Taken from a Jan. 20 audio column recorded by prisonradio.org.
For the second time in American history, a Black man takes the office of U.S. president — a feat not thought possible just a few years ago.
The re-election of Barack Hussein Obama to the nation’s highest office is indeed a watershed moment and a tribute to a man who is a true master of the game of politics.
Few politicians could have prevailed against the headwinds bearing down upon him: a mobilized and highly motivated opposition, the monetary windfall of campaign riches made possible by the Supreme Court’s Citizen’s United ruling, and the candidacy of an exceedingly wealthy and utterly ruthless opponent, Mitt Romney.
Despite occasional setbacks, few politicians, Black or white, have had careers so blessed.
But the conditions of Black Americans could hardly be called blessed. By all the measurements by which we rank life, Blacks rank at the bottom — where life is a nightmare.
Health, education, employment, life expectancy, mortality, incarceration — you name it — the figures betray a life at the margins; lives at the bottom.
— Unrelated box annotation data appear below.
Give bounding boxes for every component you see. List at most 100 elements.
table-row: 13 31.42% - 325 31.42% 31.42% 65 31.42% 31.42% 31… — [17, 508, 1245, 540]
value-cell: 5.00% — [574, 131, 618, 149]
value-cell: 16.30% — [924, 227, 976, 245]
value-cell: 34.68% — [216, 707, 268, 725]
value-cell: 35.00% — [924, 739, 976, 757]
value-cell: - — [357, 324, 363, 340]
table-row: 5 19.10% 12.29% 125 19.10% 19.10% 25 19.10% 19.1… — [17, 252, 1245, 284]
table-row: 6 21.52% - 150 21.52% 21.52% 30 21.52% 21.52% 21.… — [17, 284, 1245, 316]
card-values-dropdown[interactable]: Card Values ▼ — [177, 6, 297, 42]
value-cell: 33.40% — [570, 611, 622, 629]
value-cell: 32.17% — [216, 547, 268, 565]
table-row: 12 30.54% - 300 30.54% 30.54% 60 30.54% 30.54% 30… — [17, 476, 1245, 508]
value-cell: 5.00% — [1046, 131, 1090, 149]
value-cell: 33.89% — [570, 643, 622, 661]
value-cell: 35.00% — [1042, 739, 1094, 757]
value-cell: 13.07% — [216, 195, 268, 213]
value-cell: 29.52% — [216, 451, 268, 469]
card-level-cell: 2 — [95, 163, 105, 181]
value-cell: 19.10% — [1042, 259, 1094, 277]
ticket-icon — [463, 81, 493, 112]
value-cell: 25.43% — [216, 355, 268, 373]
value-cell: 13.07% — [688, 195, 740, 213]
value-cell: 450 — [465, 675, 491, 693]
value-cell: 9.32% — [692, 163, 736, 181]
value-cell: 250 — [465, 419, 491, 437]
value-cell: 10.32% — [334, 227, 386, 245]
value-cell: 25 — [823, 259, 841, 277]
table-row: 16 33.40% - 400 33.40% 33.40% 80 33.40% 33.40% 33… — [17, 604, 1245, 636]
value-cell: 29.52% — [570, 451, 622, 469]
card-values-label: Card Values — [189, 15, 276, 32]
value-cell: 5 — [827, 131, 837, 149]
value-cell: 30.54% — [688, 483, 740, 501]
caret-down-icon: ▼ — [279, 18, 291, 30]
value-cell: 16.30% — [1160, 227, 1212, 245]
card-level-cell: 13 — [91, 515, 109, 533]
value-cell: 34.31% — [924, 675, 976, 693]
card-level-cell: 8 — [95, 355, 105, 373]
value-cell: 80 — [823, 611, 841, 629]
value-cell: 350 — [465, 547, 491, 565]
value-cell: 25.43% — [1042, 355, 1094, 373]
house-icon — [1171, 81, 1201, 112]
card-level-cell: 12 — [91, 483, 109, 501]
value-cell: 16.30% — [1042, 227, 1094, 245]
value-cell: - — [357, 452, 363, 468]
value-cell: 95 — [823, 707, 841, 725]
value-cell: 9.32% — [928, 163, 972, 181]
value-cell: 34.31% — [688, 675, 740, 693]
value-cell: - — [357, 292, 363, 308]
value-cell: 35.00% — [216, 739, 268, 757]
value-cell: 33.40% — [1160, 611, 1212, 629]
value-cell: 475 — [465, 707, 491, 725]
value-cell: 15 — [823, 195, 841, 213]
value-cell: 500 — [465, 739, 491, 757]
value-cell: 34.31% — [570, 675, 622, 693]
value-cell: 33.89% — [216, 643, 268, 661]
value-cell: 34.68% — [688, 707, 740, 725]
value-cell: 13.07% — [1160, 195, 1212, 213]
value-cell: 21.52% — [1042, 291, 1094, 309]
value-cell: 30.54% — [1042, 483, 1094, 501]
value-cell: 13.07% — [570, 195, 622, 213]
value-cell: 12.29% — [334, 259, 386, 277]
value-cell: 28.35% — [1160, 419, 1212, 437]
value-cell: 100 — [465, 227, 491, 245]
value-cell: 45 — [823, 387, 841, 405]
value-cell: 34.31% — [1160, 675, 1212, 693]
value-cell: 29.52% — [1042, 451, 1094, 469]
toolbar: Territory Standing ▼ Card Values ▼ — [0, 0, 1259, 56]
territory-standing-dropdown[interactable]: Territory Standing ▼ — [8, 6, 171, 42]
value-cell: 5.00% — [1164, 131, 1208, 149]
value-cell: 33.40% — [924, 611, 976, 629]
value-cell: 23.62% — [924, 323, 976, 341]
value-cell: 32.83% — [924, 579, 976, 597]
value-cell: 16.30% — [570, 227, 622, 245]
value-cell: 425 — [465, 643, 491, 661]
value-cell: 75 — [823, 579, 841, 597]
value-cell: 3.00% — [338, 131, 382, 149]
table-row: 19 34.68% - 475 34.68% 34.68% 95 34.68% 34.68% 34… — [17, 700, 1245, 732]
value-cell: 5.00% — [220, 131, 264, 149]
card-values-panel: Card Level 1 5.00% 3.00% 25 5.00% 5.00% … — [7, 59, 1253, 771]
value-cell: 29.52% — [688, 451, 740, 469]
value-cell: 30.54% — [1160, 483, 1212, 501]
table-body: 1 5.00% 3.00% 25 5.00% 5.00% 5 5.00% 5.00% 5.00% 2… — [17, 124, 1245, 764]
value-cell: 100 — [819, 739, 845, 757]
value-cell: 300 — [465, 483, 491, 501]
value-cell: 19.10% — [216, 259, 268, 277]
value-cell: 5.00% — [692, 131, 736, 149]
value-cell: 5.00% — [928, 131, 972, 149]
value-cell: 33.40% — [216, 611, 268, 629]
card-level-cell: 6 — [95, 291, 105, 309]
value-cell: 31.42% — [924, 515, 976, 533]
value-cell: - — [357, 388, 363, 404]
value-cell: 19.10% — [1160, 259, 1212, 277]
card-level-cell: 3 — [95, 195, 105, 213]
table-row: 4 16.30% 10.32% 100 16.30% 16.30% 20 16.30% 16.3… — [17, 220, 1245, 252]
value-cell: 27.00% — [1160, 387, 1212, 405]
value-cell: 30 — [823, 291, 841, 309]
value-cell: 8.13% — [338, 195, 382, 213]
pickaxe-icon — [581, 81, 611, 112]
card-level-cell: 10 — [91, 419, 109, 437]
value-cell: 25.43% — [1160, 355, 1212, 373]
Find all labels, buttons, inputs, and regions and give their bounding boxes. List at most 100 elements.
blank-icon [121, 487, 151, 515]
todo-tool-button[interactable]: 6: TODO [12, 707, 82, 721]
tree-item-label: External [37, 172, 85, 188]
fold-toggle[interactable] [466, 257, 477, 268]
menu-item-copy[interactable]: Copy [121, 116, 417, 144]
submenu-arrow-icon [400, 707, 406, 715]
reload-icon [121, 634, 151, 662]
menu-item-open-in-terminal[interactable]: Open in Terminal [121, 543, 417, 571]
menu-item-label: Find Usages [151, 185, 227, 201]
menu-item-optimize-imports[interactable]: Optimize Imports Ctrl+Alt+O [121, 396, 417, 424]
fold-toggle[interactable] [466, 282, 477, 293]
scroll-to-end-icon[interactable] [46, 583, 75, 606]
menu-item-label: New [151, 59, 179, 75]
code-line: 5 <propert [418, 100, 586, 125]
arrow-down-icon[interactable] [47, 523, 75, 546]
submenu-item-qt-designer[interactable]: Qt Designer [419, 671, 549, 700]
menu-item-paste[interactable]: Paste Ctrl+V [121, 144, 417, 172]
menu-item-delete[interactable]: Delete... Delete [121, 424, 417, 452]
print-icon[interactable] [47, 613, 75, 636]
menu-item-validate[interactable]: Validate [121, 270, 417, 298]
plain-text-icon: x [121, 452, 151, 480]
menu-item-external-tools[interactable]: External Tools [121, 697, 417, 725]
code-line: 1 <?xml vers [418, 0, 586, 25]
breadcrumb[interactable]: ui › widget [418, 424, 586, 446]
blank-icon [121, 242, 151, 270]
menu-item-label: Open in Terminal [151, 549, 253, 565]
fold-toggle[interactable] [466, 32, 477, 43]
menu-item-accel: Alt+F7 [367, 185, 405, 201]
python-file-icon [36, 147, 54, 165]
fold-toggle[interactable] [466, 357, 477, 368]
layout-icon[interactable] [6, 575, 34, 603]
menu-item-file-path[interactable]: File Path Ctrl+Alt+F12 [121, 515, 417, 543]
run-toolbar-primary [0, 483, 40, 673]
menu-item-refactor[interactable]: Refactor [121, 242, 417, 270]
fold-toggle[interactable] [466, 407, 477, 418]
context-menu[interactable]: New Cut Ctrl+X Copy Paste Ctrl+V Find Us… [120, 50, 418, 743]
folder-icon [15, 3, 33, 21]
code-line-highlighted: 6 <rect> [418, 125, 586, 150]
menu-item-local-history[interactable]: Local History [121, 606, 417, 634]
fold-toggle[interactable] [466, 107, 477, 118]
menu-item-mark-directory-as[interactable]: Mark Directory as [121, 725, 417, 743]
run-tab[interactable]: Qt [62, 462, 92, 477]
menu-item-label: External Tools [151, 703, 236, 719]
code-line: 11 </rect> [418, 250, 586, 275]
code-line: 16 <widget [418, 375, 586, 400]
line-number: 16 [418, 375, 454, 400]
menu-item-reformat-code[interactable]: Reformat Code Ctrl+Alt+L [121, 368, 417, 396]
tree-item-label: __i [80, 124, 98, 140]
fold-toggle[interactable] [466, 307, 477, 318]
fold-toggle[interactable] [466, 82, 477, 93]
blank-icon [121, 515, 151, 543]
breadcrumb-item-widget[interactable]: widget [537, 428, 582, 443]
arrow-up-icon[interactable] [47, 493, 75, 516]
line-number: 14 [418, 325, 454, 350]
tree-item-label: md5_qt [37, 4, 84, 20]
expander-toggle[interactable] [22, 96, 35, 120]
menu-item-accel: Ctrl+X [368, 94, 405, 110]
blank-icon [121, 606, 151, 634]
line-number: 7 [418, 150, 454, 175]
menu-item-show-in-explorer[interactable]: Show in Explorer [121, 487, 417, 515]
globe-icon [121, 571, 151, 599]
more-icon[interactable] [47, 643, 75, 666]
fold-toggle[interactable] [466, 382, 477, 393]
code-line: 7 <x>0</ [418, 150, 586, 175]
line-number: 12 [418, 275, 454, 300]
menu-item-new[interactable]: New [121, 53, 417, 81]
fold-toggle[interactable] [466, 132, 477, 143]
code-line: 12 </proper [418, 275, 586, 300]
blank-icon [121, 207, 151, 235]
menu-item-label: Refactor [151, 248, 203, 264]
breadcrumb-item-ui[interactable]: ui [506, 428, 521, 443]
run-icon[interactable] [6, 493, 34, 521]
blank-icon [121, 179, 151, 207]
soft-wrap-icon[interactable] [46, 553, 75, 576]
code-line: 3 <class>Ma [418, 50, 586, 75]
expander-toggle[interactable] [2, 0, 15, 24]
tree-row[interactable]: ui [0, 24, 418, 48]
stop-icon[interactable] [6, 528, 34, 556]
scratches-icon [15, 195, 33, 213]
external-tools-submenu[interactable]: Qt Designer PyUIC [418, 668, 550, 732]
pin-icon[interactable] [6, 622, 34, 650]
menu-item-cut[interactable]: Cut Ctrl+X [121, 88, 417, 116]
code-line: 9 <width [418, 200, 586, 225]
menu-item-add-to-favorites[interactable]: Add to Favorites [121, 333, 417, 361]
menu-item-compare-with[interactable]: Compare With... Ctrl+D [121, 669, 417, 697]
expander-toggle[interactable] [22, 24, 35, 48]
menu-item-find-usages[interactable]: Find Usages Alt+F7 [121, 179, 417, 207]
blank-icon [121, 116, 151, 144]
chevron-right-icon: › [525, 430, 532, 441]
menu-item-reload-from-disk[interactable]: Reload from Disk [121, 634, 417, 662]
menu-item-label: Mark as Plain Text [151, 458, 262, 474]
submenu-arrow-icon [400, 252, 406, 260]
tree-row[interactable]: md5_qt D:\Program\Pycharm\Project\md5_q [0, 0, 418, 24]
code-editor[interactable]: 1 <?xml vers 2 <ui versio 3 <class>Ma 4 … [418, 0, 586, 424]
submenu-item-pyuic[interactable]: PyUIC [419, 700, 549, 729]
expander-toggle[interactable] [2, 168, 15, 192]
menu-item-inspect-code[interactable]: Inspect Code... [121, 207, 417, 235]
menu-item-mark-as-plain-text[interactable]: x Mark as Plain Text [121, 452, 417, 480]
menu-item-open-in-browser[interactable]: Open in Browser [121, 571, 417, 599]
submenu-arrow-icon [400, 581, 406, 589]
Moreover, it is unrealistic to expect any change for the better in four years — no matter who is president — nor what color he or she is.
Them’s the facts.
It is a great and remarkable symbol that a Black person is elected — and re-elected — to the presidency.
It is a dazzling spectacle. Yet, it remains a spectacle.
The lives of everyday Black folk are just as grim as they were four years ago. They still must seek a way out of the prison-keep that is America.
A new, dark-skinned warden doesn’t change that.
Education will still be a dizzying maze for millions of children, who leave school bitter and uneducated.
The police are a repressive presence all day long, making life unbearable.
And behind it all stands what legal scholar Michelle Alexander calls “The New Jim Crow” (also the title of her book), a system of oppressive containment on a scale that the world has never seen.
A one-day celebration and four more years of hell.